88. "For my soul is sated with troubles, and my life draweth nigh unto the grave." And "Wilt Thou work wonders for the dead? Or Thy faithfulness in destruction?" In other words, when you're dead you're dead.
So let's get to it saving us in life--you and me both, God.
Also, Jackie Brenston's "Rocket 88." You just have to acknowledge.
89. "I will sing of the mercies of the Eternal for ever; from generation to generation will I make known Thy faithfulness with my mouth." How does 'my mouth' sing from generation to generation? Unless my mouth isn't only my mouth but yours too, and others who come after us, which is hygienically grotesque but potentially poetically beautiful in the Hebrew? Does it mean one teaches Judaism's values across the generational spectrum; or does it mean that I sing what others before me sang, and thus our collective mouth, as it were (blech!) sings of this reality? Let's leave this topic. Fast.
Now then: "Righteousness and justice are the foundation of Thy throne! Mercy and Truth go before Thee! Happy is the people that know the joyful shout! They walk, Eternal, in the light of Your countenance." This is nice and clean--I'll admit, more my comfort zone of principles and ideas. Despite outside attacks and our own faltering from within, the Covenant endures, in mercy.

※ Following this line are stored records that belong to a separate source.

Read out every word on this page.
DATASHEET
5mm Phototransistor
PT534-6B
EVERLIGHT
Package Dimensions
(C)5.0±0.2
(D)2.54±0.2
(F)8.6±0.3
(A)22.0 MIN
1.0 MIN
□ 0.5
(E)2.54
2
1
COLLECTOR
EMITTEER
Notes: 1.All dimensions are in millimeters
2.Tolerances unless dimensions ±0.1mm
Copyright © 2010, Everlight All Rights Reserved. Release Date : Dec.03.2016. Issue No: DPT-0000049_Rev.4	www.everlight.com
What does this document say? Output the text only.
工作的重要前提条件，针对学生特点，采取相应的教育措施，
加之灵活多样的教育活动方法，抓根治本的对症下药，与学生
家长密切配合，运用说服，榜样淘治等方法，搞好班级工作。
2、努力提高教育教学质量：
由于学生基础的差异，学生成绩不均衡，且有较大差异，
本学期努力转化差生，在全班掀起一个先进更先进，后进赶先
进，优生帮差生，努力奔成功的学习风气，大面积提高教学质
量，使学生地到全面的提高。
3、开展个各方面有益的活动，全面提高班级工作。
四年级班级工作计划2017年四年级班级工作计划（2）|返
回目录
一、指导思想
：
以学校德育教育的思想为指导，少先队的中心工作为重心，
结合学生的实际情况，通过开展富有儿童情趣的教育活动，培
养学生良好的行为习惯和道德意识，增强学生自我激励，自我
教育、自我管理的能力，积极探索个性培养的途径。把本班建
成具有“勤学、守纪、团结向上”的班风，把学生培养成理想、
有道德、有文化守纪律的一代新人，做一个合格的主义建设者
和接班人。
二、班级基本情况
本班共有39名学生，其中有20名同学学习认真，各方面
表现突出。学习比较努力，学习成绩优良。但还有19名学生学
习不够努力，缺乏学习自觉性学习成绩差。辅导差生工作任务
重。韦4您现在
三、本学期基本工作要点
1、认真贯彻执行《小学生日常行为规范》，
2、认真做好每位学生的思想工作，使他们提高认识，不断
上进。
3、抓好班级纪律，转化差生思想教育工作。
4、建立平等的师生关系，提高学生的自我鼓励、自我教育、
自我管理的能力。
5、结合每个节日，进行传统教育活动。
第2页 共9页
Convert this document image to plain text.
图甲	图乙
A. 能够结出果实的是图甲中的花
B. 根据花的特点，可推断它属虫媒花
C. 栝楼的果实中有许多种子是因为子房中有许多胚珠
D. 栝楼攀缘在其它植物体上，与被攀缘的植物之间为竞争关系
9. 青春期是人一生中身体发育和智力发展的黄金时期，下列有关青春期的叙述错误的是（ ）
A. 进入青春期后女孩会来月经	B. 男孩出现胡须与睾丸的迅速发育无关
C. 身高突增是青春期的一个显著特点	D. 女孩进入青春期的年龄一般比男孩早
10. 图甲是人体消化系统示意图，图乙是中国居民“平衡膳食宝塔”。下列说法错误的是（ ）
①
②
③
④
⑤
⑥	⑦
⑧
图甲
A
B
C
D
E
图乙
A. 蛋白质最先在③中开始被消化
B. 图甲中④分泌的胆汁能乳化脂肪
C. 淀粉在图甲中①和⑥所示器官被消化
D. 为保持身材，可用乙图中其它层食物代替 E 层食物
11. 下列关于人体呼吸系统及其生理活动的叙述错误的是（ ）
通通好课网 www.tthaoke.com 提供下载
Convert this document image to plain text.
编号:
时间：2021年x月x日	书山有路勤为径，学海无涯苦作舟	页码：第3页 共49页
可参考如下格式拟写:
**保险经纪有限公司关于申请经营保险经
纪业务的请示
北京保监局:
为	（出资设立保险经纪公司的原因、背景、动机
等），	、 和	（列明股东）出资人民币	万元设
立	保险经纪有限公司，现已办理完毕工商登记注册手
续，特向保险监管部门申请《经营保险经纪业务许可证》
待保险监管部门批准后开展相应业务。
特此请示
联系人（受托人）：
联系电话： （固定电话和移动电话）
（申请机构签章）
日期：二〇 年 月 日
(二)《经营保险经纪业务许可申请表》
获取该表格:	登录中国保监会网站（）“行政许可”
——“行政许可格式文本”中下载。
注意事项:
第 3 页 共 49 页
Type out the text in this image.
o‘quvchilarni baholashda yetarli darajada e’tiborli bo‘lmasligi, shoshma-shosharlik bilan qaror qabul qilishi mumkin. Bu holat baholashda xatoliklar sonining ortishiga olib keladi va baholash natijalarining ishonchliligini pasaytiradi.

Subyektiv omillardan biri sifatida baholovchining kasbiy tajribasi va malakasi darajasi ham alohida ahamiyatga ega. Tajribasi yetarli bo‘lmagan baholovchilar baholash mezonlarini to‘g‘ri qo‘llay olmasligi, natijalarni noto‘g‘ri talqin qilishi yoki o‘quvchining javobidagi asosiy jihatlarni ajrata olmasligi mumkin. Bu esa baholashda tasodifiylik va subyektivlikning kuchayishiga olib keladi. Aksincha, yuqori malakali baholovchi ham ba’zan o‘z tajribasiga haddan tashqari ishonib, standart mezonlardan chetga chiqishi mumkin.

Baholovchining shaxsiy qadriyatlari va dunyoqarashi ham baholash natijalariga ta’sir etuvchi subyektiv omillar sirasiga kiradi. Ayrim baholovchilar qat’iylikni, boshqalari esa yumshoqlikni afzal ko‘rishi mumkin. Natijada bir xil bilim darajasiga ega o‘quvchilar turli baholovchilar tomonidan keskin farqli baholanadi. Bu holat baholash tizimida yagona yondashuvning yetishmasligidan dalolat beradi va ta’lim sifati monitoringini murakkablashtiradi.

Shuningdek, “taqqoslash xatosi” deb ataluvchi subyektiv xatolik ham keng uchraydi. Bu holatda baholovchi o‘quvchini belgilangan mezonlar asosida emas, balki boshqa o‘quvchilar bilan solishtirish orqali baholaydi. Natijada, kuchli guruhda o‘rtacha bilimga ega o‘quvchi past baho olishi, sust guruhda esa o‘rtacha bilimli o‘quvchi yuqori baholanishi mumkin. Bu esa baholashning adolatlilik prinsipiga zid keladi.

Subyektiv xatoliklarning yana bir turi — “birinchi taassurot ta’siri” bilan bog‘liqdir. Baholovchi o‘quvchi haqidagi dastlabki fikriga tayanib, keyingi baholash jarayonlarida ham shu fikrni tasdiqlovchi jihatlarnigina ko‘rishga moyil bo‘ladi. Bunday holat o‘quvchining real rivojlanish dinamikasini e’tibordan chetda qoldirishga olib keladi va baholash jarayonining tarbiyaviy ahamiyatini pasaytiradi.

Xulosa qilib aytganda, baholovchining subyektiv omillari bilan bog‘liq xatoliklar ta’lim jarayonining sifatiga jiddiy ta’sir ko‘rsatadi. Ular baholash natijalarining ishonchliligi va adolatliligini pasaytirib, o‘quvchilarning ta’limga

And in life (see above, 88.)
90. "For a thousand years in Thy sight are but as yesterday when it is past, and as a watch in the night...so teach us to number our days that we may get us a heart of wisdom."
It's all over so fast. It's amazing how much time we waste not making each day count. Honestly, it makes me feel ashamed of myself, which of course is a self-indulgence and waste of time! So what to do? "Let the graciousness of the Eternal our God be upon us; establish Thou also upon us the work of our hands." Let's roll up our sleeves and get it right, moment by moment.